Uno de los puntos centrales de la discusión judicial bonaerense es la situación de la Suprema Corte de Justicia de la provincia de Buenos Aires, que actualmente funciona con tres integrantes sobre un total de siete cargos. Las cuatro vacantes pendientes siguen siendo una deuda institucional y cualquier nombramiento deberá pasar por la comisión de Asuntos Constitucionales y Acuerdos antes de llegar al recinto del Senado.

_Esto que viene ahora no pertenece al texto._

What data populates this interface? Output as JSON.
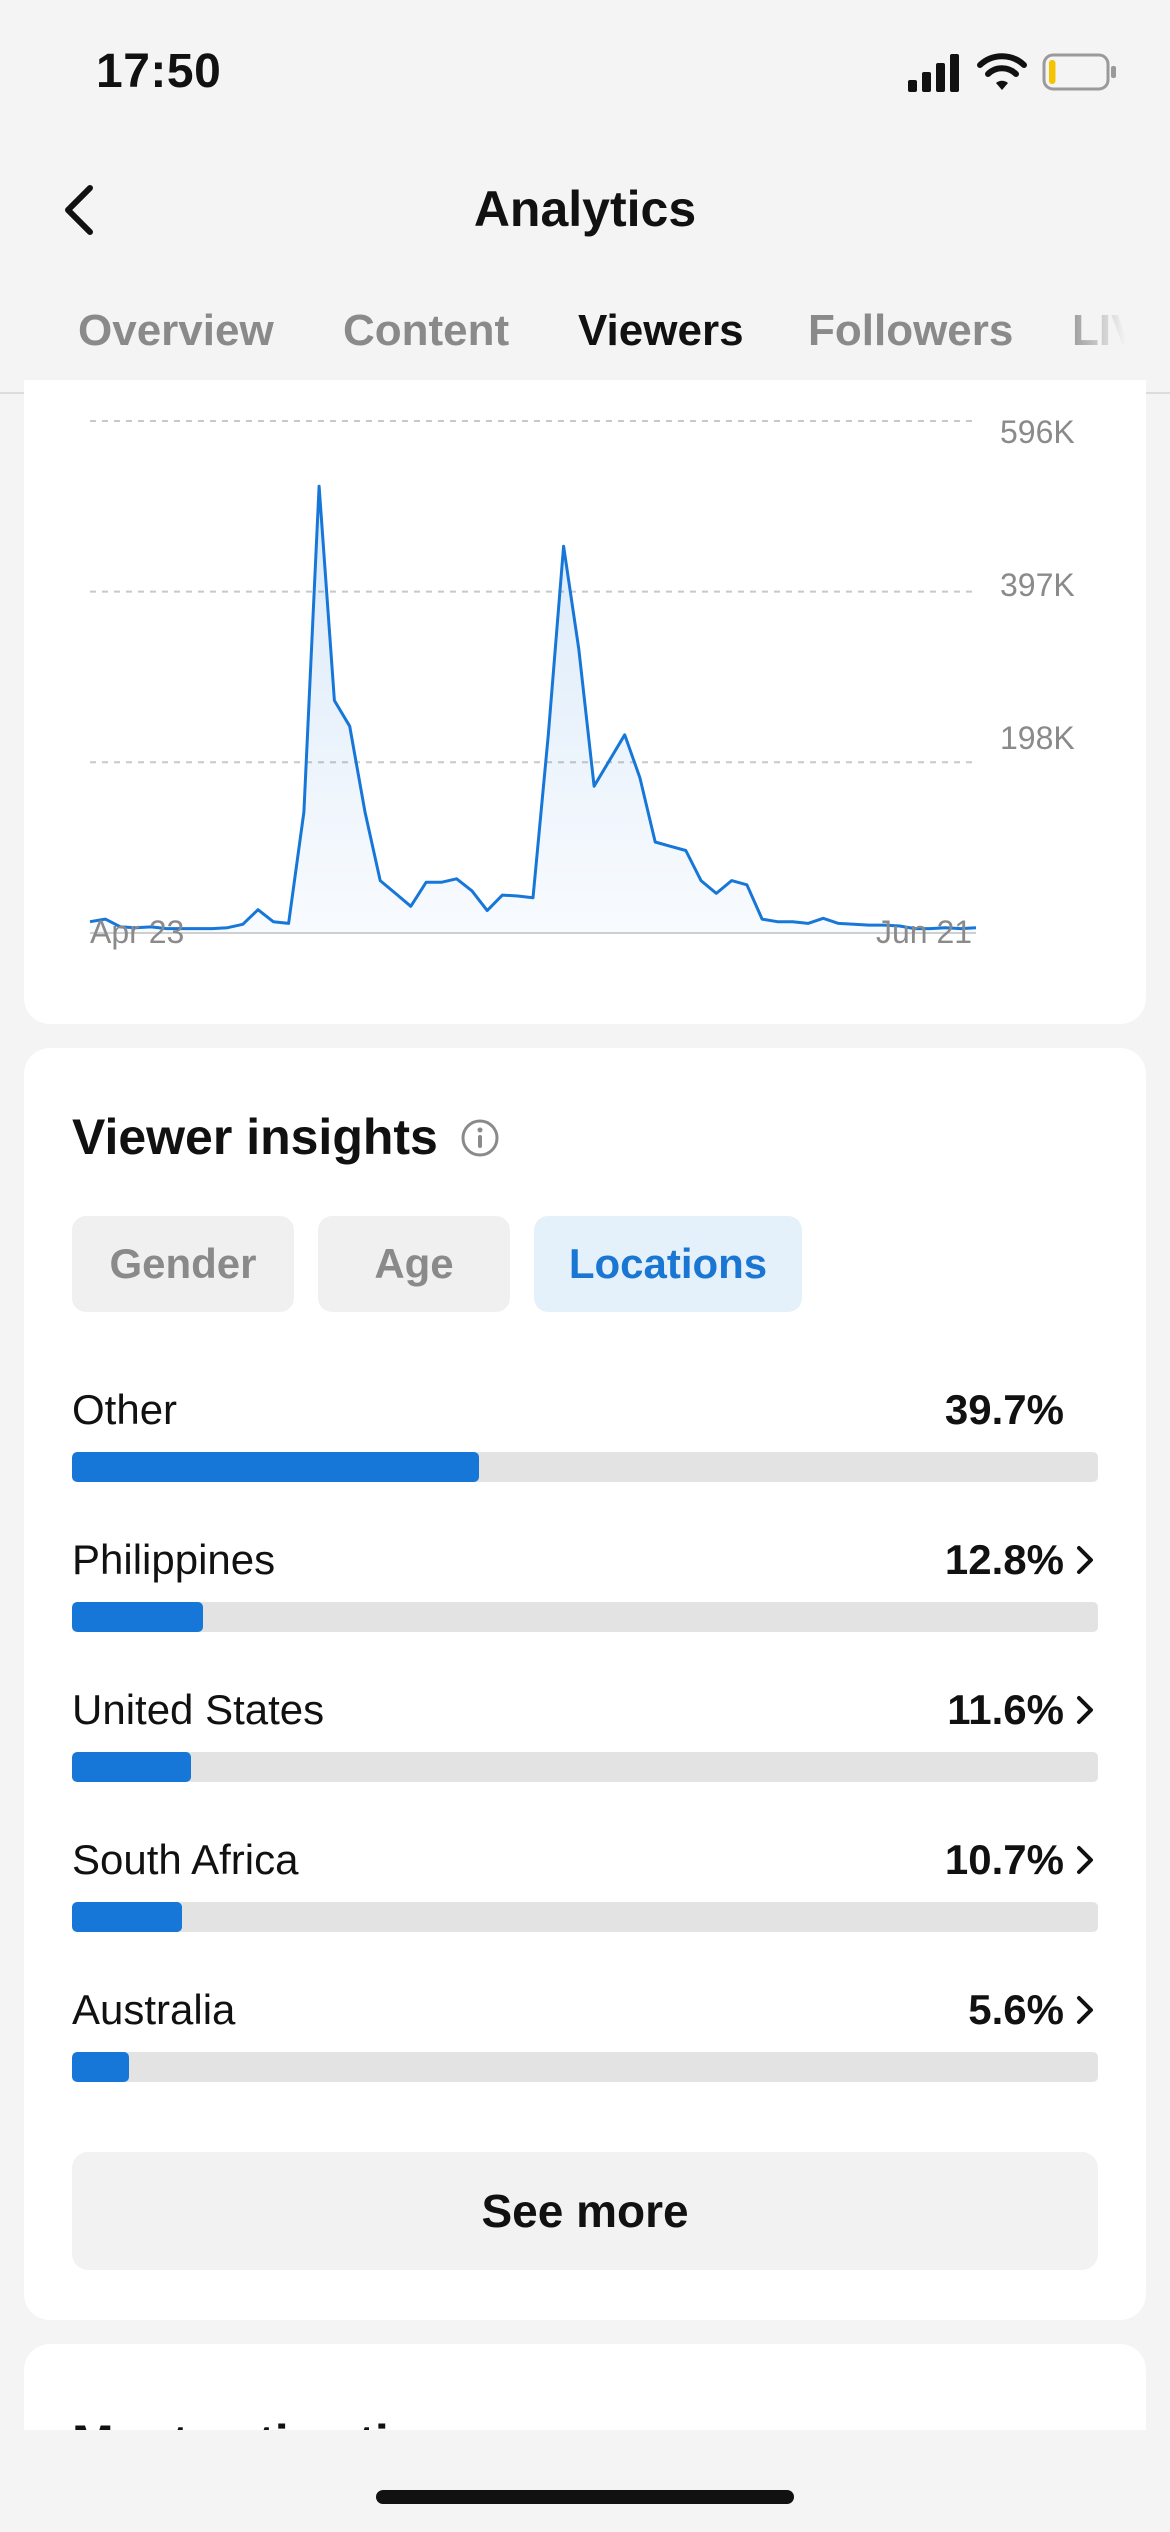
{
  "status": {
    "time": "17:50",
    "battery_level": 0.12
  },
  "nav": {
    "title": "Analytics"
  },
  "tabs": [
    {
      "label": "Overview",
      "active": false
    },
    {
      "label": "Content",
      "active": false
    },
    {
      "label": "Viewers",
      "active": true
    },
    {
      "label": "Followers",
      "active": false
    },
    {
      "label": "LIVE",
      "active": false
    }
  ],
  "chart_data": {
    "type": "area",
    "y_ticks": [
      "596K",
      "397K",
      "198K"
    ],
    "x_tick_labels": [
      "Apr 23",
      "Jun 21"
    ],
    "ylim": [
      0,
      596000
    ],
    "grid": true,
    "color": "#1677d9",
    "values": [
      12000,
      15000,
      6000,
      5000,
      6000,
      4000,
      4000,
      4000,
      4000,
      5000,
      9000,
      26000,
      12000,
      10000,
      140000,
      520000,
      270000,
      240000,
      140000,
      60000,
      45000,
      30000,
      58000,
      58000,
      62000,
      48000,
      25000,
      43000,
      42000,
      40000,
      230000,
      450000,
      330000,
      170000,
      200000,
      230000,
      180000,
      105000,
      100000,
      95000,
      60000,
      45000,
      60000,
      55000,
      15000,
      12000,
      12000,
      10000,
      16000,
      10000,
      9000,
      8000,
      8000,
      7000,
      4000,
      4000,
      5000,
      4000,
      5000
    ]
  },
  "insights": {
    "title": "Viewer insights",
    "pills": [
      {
        "label": "Gender",
        "active": false
      },
      {
        "label": "Age",
        "active": false
      },
      {
        "label": "Locations",
        "active": true
      }
    ],
    "locations": [
      {
        "name": "Other",
        "value": "39.7%",
        "pct": 39.7,
        "chevron": false
      },
      {
        "name": "Philippines",
        "value": "12.8%",
        "pct": 12.8,
        "chevron": true
      },
      {
        "name": "United States",
        "value": "11.6%",
        "pct": 11.6,
        "chevron": true
      },
      {
        "name": "South Africa",
        "value": "10.7%",
        "pct": 10.7,
        "chevron": true
      },
      {
        "name": "Australia",
        "value": "5.6%",
        "pct": 5.6,
        "chevron": true
      }
    ],
    "see_more": "See more"
  },
  "next_section": {
    "title": "Most active times"
  },
  "icons": {
    "back": "chevron-left-icon",
    "signal": "cellular-signal-icon",
    "wifi": "wifi-icon",
    "battery": "battery-low-icon",
    "info": "info-circle-icon",
    "row": "chevron-right-icon"
  }
}
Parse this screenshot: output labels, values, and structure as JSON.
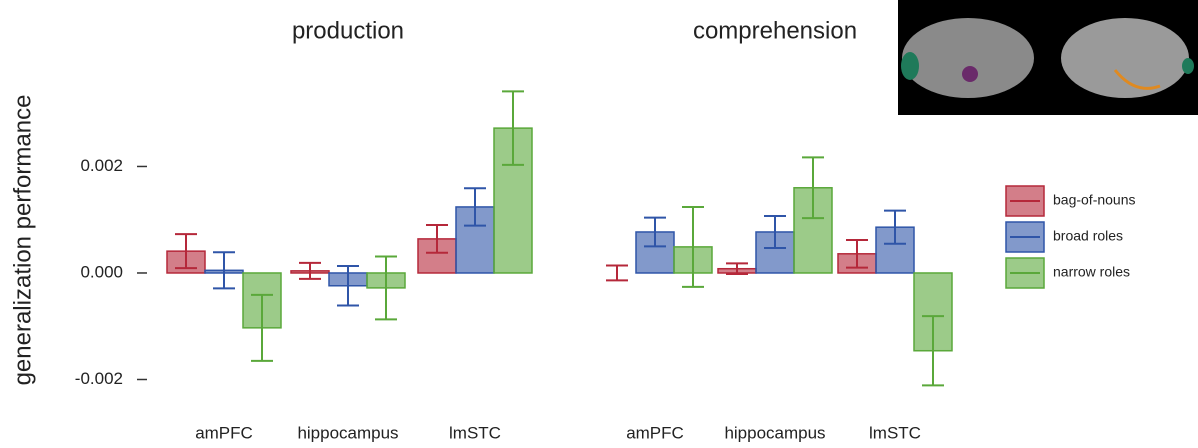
{
  "chart_data": {
    "type": "bar",
    "ylabel": "generalization performance",
    "ylim": [
      -0.0024,
      0.0038
    ],
    "yticks": [
      {
        "value": -0.002,
        "label": "-0.002"
      },
      {
        "value": 0,
        "label": "0.000"
      },
      {
        "value": 0.002,
        "label": "0.002"
      }
    ],
    "series": [
      {
        "name": "bag-of-nouns",
        "color": "#b5283a"
      },
      {
        "name": "broad roles",
        "color": "#2f55a8"
      },
      {
        "name": "narrow roles",
        "color": "#5aa83a"
      }
    ],
    "panels": [
      {
        "title": "production",
        "categories": [
          "amPFC",
          "hippocampus",
          "lmSTC"
        ],
        "series": [
          {
            "values": [
              0.00041,
              4e-05,
              0.00064
            ],
            "errors": [
              0.00032,
              0.00015,
              0.00026
            ]
          },
          {
            "values": [
              5e-05,
              -0.00024,
              0.00124
            ],
            "errors": [
              0.00034,
              0.00037,
              0.00035
            ]
          },
          {
            "values": [
              -0.00103,
              -0.00028,
              0.00272
            ],
            "errors": [
              0.00062,
              0.00059,
              0.00069
            ]
          }
        ]
      },
      {
        "title": "comprehension",
        "categories": [
          "amPFC",
          "hippocampus",
          "lmSTC"
        ],
        "series": [
          {
            "values": [
              0,
              8e-05,
              0.00036
            ],
            "errors": [
              0.00014,
              0.0001,
              0.00026
            ]
          },
          {
            "values": [
              0.00077,
              0.00077,
              0.00086
            ],
            "errors": [
              0.00027,
              0.0003,
              0.00031
            ]
          },
          {
            "values": [
              0.00049,
              0.0016,
              -0.00146
            ],
            "errors": [
              0.00075,
              0.00057,
              0.00065
            ]
          }
        ]
      }
    ]
  }
}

Sobre este punto, Galmarini indicó que la vicegobernadora Verónica Magario y el presidente de la Cámara de Diputados bonaerense, Alejandro Dichiara, ya mantuvieron conversaciones con integrantes del máximo tribunal. “Entiendo que la vicegobernadora Magario y el presidente de Diputados, Dichiara, ya estuvieron charlando con los tres. Así que entiendo que el presidente de la comisión hará un informe y veremos qué se puede y qué no se puede”, señaló.
El reclamo por acelerar las designaciones también fue planteado por magistrados bonaerenses, que pidieron avanzar con mayor celeridad para fortalecer la institucionalidad y la capacidad de conducción de la Corte. La primera vacante lleva seis años sin cubrir, mientras que la desintegración más reciente del tribunal se profundizó tras la renuncia de Luis Genoud, hace más de dos años.
Además de la agenda judicial, Galmarini se refirió al funcionamiento del Senado bonaerense y a la necesidad de alcanzar acuerdos políticos que permitan acelerar el tratamiento de los proyectos. Según señaló, la vicegobernadora también busca generar consensos para que haya más sesiones y las iniciativas puedan avanzar con mayor rapidez.
“Ella tiene también la idea de llegar a acuerdos para que haya más sesiones, para que las cosas salgan más rápido”, afirmó la senadora. Y cerró: “Así que estamos encaminados. Ahora hay que poner el carro a andar”.